テストケースのそもそも

テストケースを書かないプログラマ、書けないプログラマは、そもそも違う。


「忙しくてテストケースを書いてるヒマがない」

とは、よく聞く話。
(xUnitで言うところの)テストケースの重要性については議論の余地はないと思うし、書いた方が良いと思います。むしろ「忙しいからこそ書くべき」だと思う。


ただ、今日なんとなしに気づいたのは、

 「テストケースを書くことができる」プログラムを組むことができる

という大前提が、重大(構造化・カプセル化とか副作用・依存性とか)。



例えば、バグが見つかって、「直せ!」と怒鳴ったとき、
2タイプの反応があります。

 1.「はい。10分で直します!」

 2.「はい。解析して影響範囲をテストしなければ
    ならないのでお時間ください。」

一見、2.の方が信頼できる誠実な姿勢のように感じる。

けど、1.の人は、バグの原因と影響範囲を既に特定している。たぶんブラックジャックばりに、10分後にはフィックスしているのだろう。
(1.は仕事をナメてる、とか、そういうことは議論しない。)

1.はテストケースを書かないプログラマ、2.はテストケースを書けないプログラマだ。(この違い、わかります?)

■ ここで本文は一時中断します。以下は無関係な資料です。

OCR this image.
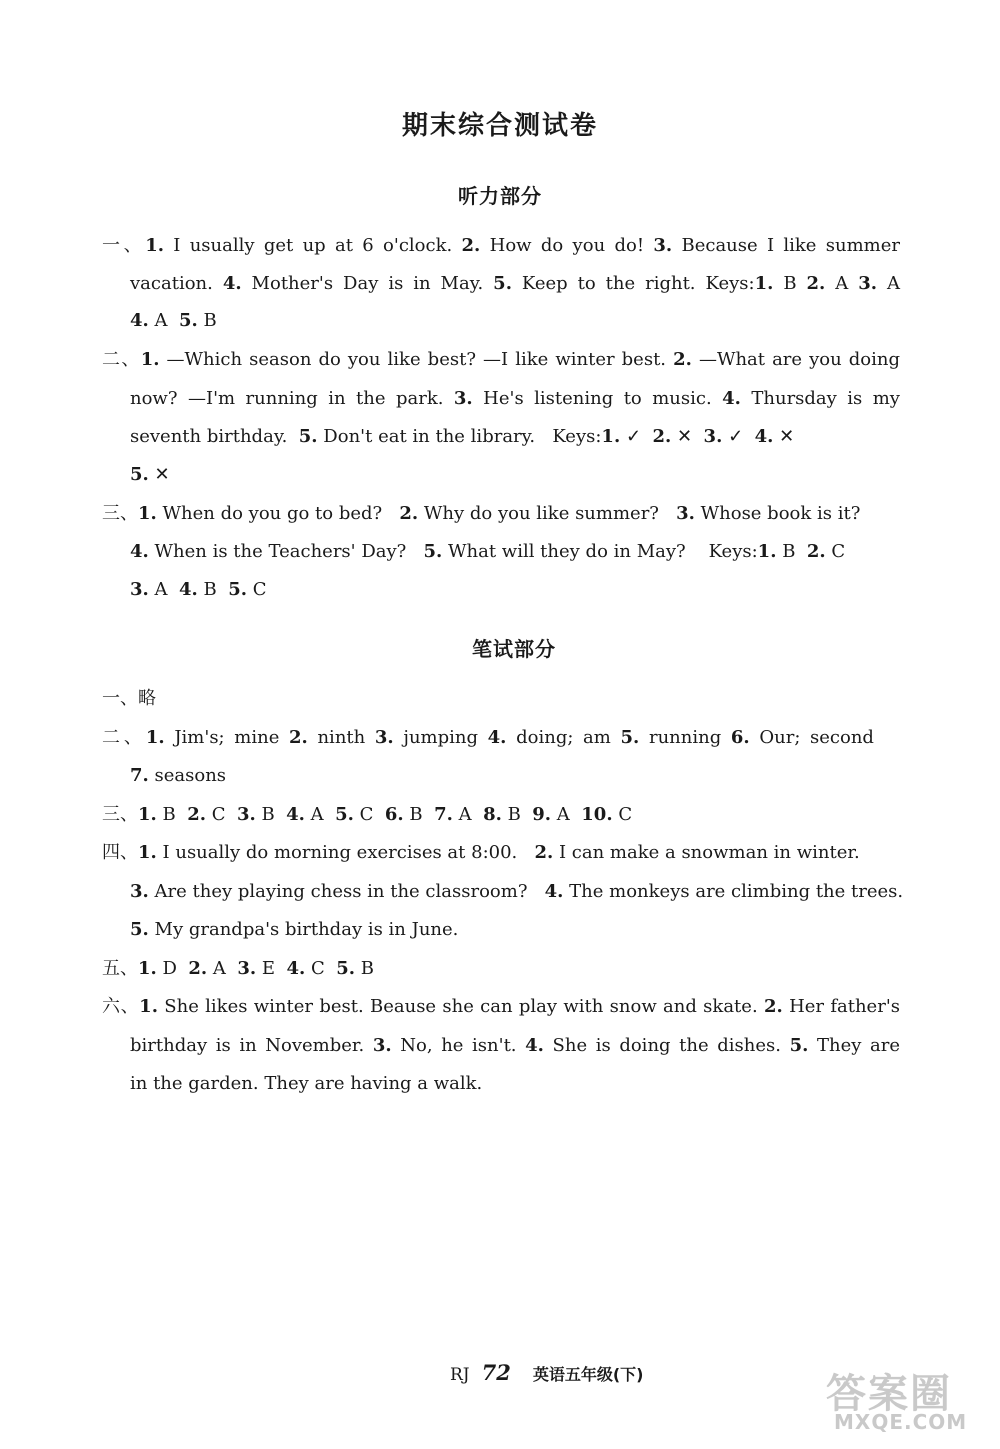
期末综合测试卷
听力部分
一、1. I usually get up at 6 o'clock. 2. How do you do! 3. Because I like summer
vacation. 4. Mother's Day is in May. 5. Keep to the right. Keys:1. B 2. A 3. A
4. A 5. B
二、1. —Which season do you like best? —I like winter best. 2. —What are you doing
now? —I'm running in the park. 3. He's listening to music. 4. Thursday is my
seventh birthday. 5. Don't eat in the library.   Keys:1. ✓ 2. ✕ 3. ✓ 4. ✕
5. ✕
三、1. When do you go to bed? 2. Why do you like summer? 3. Whose book is it?
4. When is the Teachers' Day? 5. What will they do in May?    Keys:1. B 2. C
3. A 4. B 5. C
笔试部分
一、略
二、1. Jim's; mine 2. ninth 3. jumping 4. doing; am 5. running 6. Our; second
7. seasons
三、1. B 2. C 3. B 4. A 5. C 6. B 7. A 8. B 9. A 10. C
四、1. I usually do morning exercises at 8:00. 2. I can make a snowman in winter.
3. Are they playing chess in the classroom? 4. The monkeys are climbing the trees.
5. My grandpa's birthday is in June.
五、1. D 2. A 3. E 4. C 5. B
六、1. She likes winter best. Beause she can play with snow and skate. 2. Her father's
birthday is in November. 3. No, he isn't. 4. She is doing the dishes. 5. They are
in the garden. They are having a walk.
RJ 72 英语五年级(下)	答案圈
MXQE.COM
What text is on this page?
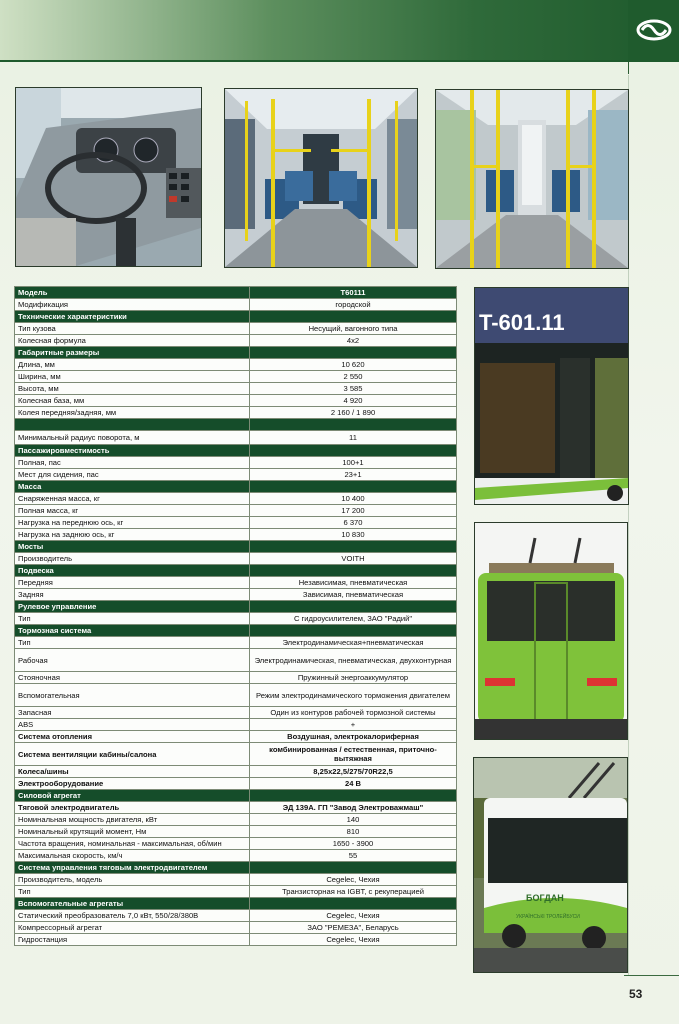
T-601.11
БОГДАН
УКРАЇНСЬКІ ТРОЛЕЙБУСИ
Модель	Т60111
Модификация	городской
Технические характеристики	
Тип кузова	Несущий, вагонного типа
Колесная формула	4x2
Габаритные размеры	
Длина, мм	10 620
Ширина, мм	2 550
Высота, мм	3 585
Колесная база, мм	4 920
Колея передняя/задняя, мм	2 160 / 1 890

Минимальный радиус поворота, м	11
Пассажировместимость	
Полная, пас	100+1
Мест для сидения, пас	23+1
Масса	
Снаряженная масса, кг	10 400
Полная масса, кг	17 200
Нагрузка на переднюю ось, кг	6 370
Нагрузка на заднюю ось, кг	10 830
Мосты	
Производитель	VOITH
Подвеска	
Передняя	Независимая, пневматическая
Задняя	Зависимая, пневматическая
Рулевое управление	
Тип	С гидроусилителем, ЗАО "Радий"
Тормозная система	
Тип	Электродинамическая+пневматическая
Рабочая	Электродинамическая, пневматическая, двухконтурная
Стояночная	Пружинный энергоаккумулятор
Вспомогательная	Режим электродинамического торможения двигателем
Запасная	Один из контуров рабочей тормозной системы
ABS	+
Система отопления	Воздушная, электрокалориферная
Система вентиляции кабины/салона	комбинированная / естественная, приточно-вытяжная
Колеса/шины	8,25x22,5/275/70R22,5
Электрооборудование	24 В
Силовой агрегат	
Тяговой электродвигатель	ЭД 139А. ГП "Завод Электроважмаш"
Номинальная мощность двигателя, кВт	140
Номинальный крутящий момент, Нм	810
Частота вращения, номинальная - максимальная, об/мин	1650 - 3900
Максимальная скорость, км/ч	55
Система управления тяговым электродвигателем	
Производитель, модель	Cegelec, Чехия
Тип	Транзисторная на IGBT, с рекуперацией
Вспомогательные агрегаты	
Статический преобразователь 7,0 кВт, 550/28/380В	Cegelec, Чехия
Компрессорный агрегат	ЗАО "РЕМЕЗА", Беларусь
Гидростанция	Cegelec, Чехия
53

 テストケースを書くことができるプログラムを組めるなら、
  テストケースを書く必要が(あまり)ない。

 テストケースを書けるプログラムにはバグが少ない
  (関数型プログラムにバグが少ないと言われる所以?)。

 テストケースとは、結果であり、ただの最終確認作業であり、
  目的ではない。

 テストケースとは、プログラムの翻訳である。
  翻訳できないプログラムは、文章ではない。

・・・適当に表現してみたけど、言いたいことはそういうこと。


テストケースが書けるプログラムを組んで、テストケースを書かない。
これがテストケースの極みなのかもしれない。



(いや、ちゃんとテストケースは書きましょう。)


コメント
koba
2008/03/15
> 2.「はい。解析して影響範囲をテストしなければ

うっ・・・見事に2のヒトですw。
まず時間稼ぎから入るというw。
でも、年の功なのか、だいぶ見通しのいいロジックが書けるようにはなった気がします。
(痛い目にあった数だけ、学習はしているみたいで。)

”テストケース重要。”

# 今日も仕事中。
hmori
2008/03/15
>テストケースとは、プログラムの翻訳である。
その通りですね。テストケースは設計の一部という解釈です。
残念ながら製造完了してからテストケースを書くというPRJをよく見ます。
武田ソフト
2008/03/16
私も設計書を書かなくなってから、テストファーストはしてないっす。テストケースは、設計書ですね。
konta
2009/06/02
突然ですみません。
(他のエントリも読んでみて、どうしても武田さんに
 聞いてみたくなりました)

例えばERPとかSCMの受注データなんかで
項目数が数百になるようなシロモノの
ユニットテストって、
どのようにテストコード書かれますか?

私は、Excelで受注明細データを作って
POI経由などでデータを流し込むツール作って
テストしたりしてました。
CRUDだけのテストだと、大した苦労ではないのですが、
数十の項目からなる分岐のテストとなると
生のテストコードではあまりに保守性が悪く
とても現場では耐え切れませんでした。

バグならいいのですが、
仕様追加が入ったときのデグレのカバーには、
生のユニットテストだけでは厳しいと思っています。

テストファーストという技法にはとても興味があるのですが、
上記のような側面での現実感がいまいちもてません。
武田ソフト
2009/06/02
kontaさん、コメントありがとうございます。
確かにパッケージでxUnitは厳しい場面ありますね。
kontaさんがやってらっしゃるように、目的が果たせればツールはなんでもよいのではないでしょうか。
テストファーストは、テスト(実行可能な仕様)を実装の前に作っておく、ということだと思うので、あまりツールに縛られる概念ではないと思います。
匿名さん
2010/06/03
テストコードというのは、以前つくった機能が、機能の追加や変更などによって副作用的に破壊されたときに、それを検知させるために仕込んでおくものです。